La emergencia sanitaria, monetaria, económica, es real, aunque sus alcances no sean del todo mesurables o predecibles. En nuestro caso es muy probable que pronto el gobierno se vea impelido a movilizar tropas y otros servidores públicos de a pie para salir al paso de una circunstancia presente y conocida, pero soslayada tanto por la soberbia de algunos expertos como por fatuas consideraciones sobre el interés o la seguridad nacional.

Lo menos que puede decirse por ahora es que se requiere de un esfuerzo mayor para informar y educar a la población de una amenaza real e inminente, porque en esto, como en muchos otros aspectos de la vida, la globalidad es una realidad que no respeta fronteras ni criterios obtusos para definir el interés nacional. Lo que tal vez sea más importante para la reflexión que urge desatar es la muestra de que algunos de los resortes estatales sembrados en las primeras décadas del siglo pasado siguen vivos y hasta pueden colear, para dar cuenta de una vitalidad que podría ser la simiente de una nueva empresa nacional de recuperación de la idea de Estado, para así pasar a idear y diseñar una estatalidad a la altura del reto globalizador que ahora se presenta como ínfimo mosquito o artera devaluación.

Puede irrumpir como ciclón devastador, fruto ominoso del cambio climático y el deterioro infligido por la especie humana al resto del entorno, o como obsequio envenenado de un orden financiero internacional colonizado por los poderes hiperconcentrados de Wall Street, disfrazados de hombres de las nieves cada enero. O bien, mantenerse en el ejército de reserva para las estrategias de miedo que de tiempo en tiempo nos recetan las oligarquías.

Poner en movimiento estas energías acumuladas y no del todo corroídas, como las mencionadas, no es algo que pueda hacerse por simple voluntad ni todos los días. Sin embargo, es indispensable arriesgar y explorar iniciativas de recuperación y reinvención del Estado si se quiere sobrevivir la nueva fase de una globalización que, como fiera herida, busca restaurar una hegemonía, nunca bien afirmada, pero ansiosa de reconocimiento y obediencia por parte de las mayorías planetarias a las que sus excesos y abusos dañaron con exceso y sin compensación alguna.
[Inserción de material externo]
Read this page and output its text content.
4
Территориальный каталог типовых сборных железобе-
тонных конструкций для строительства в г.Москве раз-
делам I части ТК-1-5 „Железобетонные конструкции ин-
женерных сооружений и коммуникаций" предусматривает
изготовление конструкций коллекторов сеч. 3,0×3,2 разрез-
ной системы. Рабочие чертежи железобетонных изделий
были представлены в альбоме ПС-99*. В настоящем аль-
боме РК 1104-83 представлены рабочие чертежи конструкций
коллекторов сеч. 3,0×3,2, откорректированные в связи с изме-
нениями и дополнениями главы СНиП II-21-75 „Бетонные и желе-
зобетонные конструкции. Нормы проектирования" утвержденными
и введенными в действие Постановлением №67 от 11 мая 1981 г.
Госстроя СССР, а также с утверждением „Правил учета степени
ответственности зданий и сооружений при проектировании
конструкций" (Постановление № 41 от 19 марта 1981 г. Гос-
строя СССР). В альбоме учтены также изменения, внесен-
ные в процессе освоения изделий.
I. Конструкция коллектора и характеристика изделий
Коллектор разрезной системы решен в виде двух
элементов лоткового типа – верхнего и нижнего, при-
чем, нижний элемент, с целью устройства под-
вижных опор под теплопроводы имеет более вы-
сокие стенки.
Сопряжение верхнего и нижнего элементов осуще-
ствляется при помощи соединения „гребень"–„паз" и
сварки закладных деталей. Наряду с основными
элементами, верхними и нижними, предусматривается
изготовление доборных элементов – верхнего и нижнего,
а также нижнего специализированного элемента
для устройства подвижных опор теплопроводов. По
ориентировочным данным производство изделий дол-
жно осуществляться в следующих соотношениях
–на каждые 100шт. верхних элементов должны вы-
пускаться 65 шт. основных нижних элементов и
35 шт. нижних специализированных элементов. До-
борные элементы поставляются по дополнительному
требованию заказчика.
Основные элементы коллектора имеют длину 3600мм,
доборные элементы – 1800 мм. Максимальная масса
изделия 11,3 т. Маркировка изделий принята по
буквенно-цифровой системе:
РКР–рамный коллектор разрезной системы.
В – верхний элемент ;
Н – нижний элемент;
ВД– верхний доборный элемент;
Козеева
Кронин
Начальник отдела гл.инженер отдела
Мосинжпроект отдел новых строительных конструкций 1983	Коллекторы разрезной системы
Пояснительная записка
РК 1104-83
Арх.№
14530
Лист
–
Las señales de esta globalización golpeada y maltratada por sus propios extremos están hoy en todas partes y nos hablan de una perspectiva dolorosa, sin crecimiento económico suficiente ni capacidad alguna de recrear instituciones de protección y alivio para los más débiles y vulnerables. Quizá llegó la hora para que el doble movimiento de la sociedad, que esperaba Polanyi, haga su aparición y busque expresarse de múltiples y desconcertantes formas, a través de los Bernies Sanders o Jeffreys Corwins que en el mundo han sido.

Aquí, en la región más opaca del globo, todavía se regodean los ignaros y los acomodados de siempre, o los recién llegados al reparto del acomodo, que reclaman reconocimiento y obediencia, pero de que va a cambiar no debe haber duda.

Si los Estados macilentos movilizan soldados y enfermeras que conviven con las poblaciones débiles y enfermas y hacen que el góber Carstens baile la bamba con sus metáforas marineras, también tendrán que poner un hasta aquí a tanta necedad oligárquica, como la que nos ha inundado y quiere ahogarnos.